Dentro da possibilidade de os atos delitivos terem sido praticados em diferentes jurisdições territoriais, a sugestão da autora é que os diferentes membros do Ministério Público nas jurisdições envolvidas atuem na negociação do acordo, separando os fatos em "anexos" a fim de preservar o sigilo. Dessa maneira, isola-se o que os magistrados de cada territorialidade terão acesso acerca dos fatos delatados, garantindo que serão analisados somente os aspectos importantes para aquela homologação. Caso isso não seja possível, a autora sugere, para a proteção do próprio colaborador, que os dados da colaboração não sejam compartilhados. Isso vale também a terceiros interessados, que devem aderir aos termos do acordo para que acessem seus benefícios.
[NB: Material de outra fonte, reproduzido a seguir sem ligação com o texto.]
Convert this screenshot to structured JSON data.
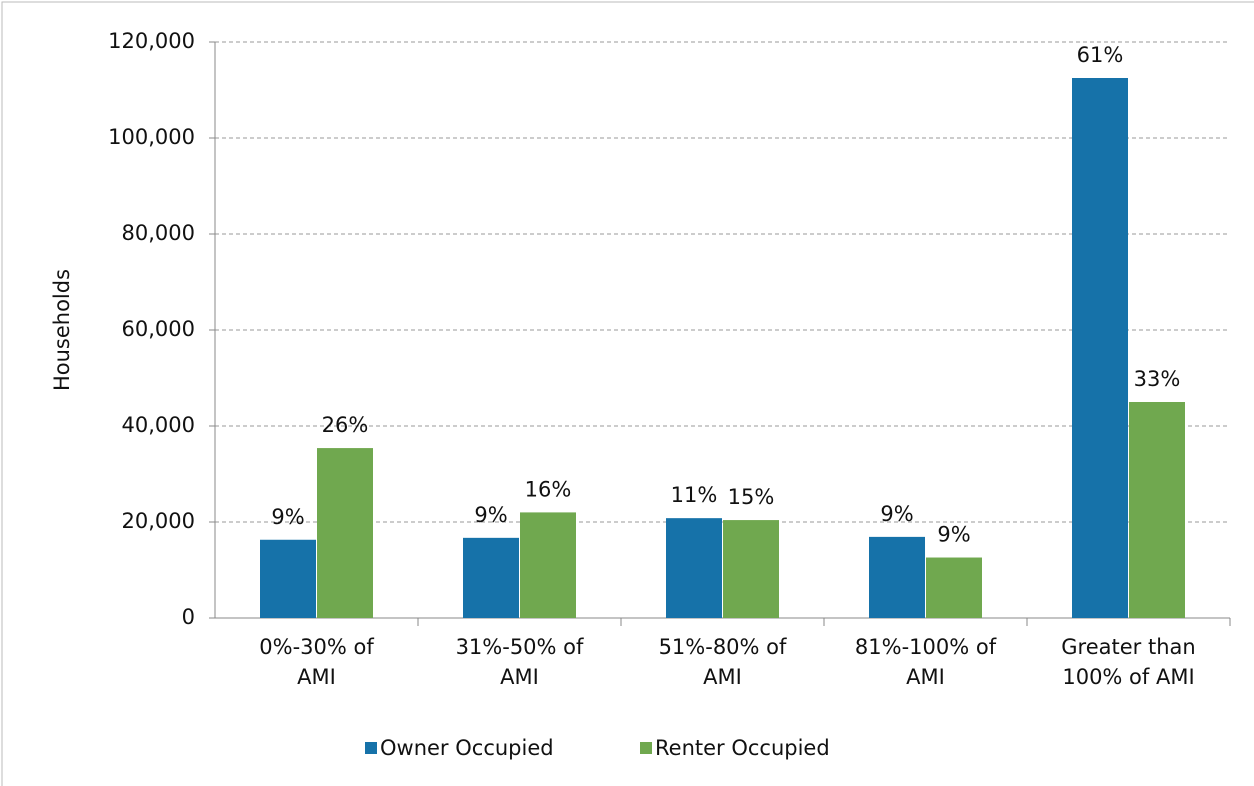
{
  "chart_data": {
    "type": "bar",
    "y_label": "Households",
    "categories": [
      "0%-30% of\nAMI",
      "31%-50% of\nAMI",
      "51%-80% of\nAMI",
      "81%-100% of\nAMI",
      "Greater than\n100% of AMI"
    ],
    "series": [
      {
        "name": "Owner Occupied",
        "color": "#1672a9",
        "values": [
          16300,
          16700,
          20800,
          16900,
          112500
        ],
        "share_labels": [
          "9%",
          "9%",
          "11%",
          "9%",
          "61%"
        ]
      },
      {
        "name": "Renter Occupied",
        "color": "#70a84f",
        "values": [
          35400,
          22000,
          20400,
          12600,
          45000
        ],
        "share_labels": [
          "26%",
          "16%",
          "15%",
          "9%",
          "33%"
        ]
      }
    ],
    "ylim": [
      0,
      120000
    ],
    "yticks": [
      0,
      {
        "value": 20000,
        "label": "20,000"
      },
      {
        "value": 40000,
        "label": "40,000"
      },
      {
        "value": 60000,
        "label": "60,000"
      },
      {
        "value": 80000,
        "label": "80,000"
      },
      {
        "value": 100000,
        "label": "100,000"
      },
      {
        "value": 120000,
        "label": "120,000"
      }
    ],
    "grid": true
  }
}
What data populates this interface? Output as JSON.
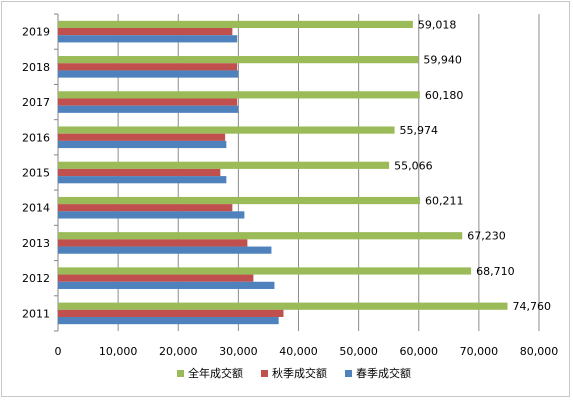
{
  "chart_data": {
    "type": "bar",
    "orientation": "horizontal",
    "categories": [
      "2019",
      "2018",
      "2017",
      "2016",
      "2015",
      "2014",
      "2013",
      "2012",
      "2011"
    ],
    "series": [
      {
        "name": "全年成交额",
        "color": "#9bbb59",
        "values": [
          59018,
          59940,
          60180,
          55974,
          55066,
          60211,
          67230,
          68710,
          74760
        ],
        "labels": [
          "59,018",
          "59,940",
          "60,180",
          "55,974",
          "55,066",
          "60,211",
          "67,230",
          "68,710",
          "74,760"
        ]
      },
      {
        "name": "秋季成交额",
        "color": "#c0504d",
        "values": [
          29000,
          29800,
          29800,
          27800,
          27000,
          29000,
          31500,
          32500,
          37500
        ]
      },
      {
        "name": "春季成交额",
        "color": "#4f81bd",
        "values": [
          29800,
          30000,
          30000,
          28000,
          28000,
          31000,
          35500,
          36000,
          36700
        ]
      }
    ],
    "xlim": [
      0,
      80000
    ],
    "xticks": [
      "0",
      "10,000",
      "20,000",
      "30,000",
      "40,000",
      "50,000",
      "60,000",
      "70,000",
      "80,000"
    ],
    "grid": true,
    "legend_position": "bottom"
  }
}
Por fim, VERÍSSIMO propõe algumas soluções relativas às hipóteses de modificações da competência referentes à conexão e à continência. Nesse ponto, assevera que se um dos delatados possuir foro privilegiado, a competência para a homologação do acordo é do tribunal de maior graduação. Além disso, defende que, dentro dos órgãos colegiados, a competência é do relator e, nos casos em que existem tanto crimes federais como estaduais, a competência é da Justiça Federal.

Nota-se que a Procuradora Federal foca no acordo como um meio de obtenção de prova, de modo que os meios que sugere para solução dos conflitos de competência partem desse aspecto do acordo.

Nessa linha, em análise jurisprudencial acerca do tema, VASCONCELLOSiv parece seguir a mesma vertente teórica do acordo de colaboração premiada como meio de obtenção de prova para definição do juízo competente para homologação. O autor afirma que a lógica adotada pelas Cortes Superiores costuma ser a mesma relacionada a pedidos de quebra de sigilos e de interceptações telefônicas e telemáticas, restando, portanto, coerentes os critérios tradicionais como determinantes. Faz apenas duas ressalvas: quando houver prerrogativa de foro, a homologação só será efetiva em relação a fatos delatados correspondentes à investigação matriz; e há a vinculação do órgão colegiado ao acordo quando a homologação é feita monocraticamente pelo relator.

Do mesmo modo, ao se debruçar sobre o entendimento do Superior Tribunal Federal, LINHARESv conclui que a homologação do acordo compete ao juízo responsável pela autorização de outras medidas investigativas e, nos órgãos colegiados, o relator é o responsável, mas a vinculação do colegiado se dá na medida da efetividade dos elementos colhidos.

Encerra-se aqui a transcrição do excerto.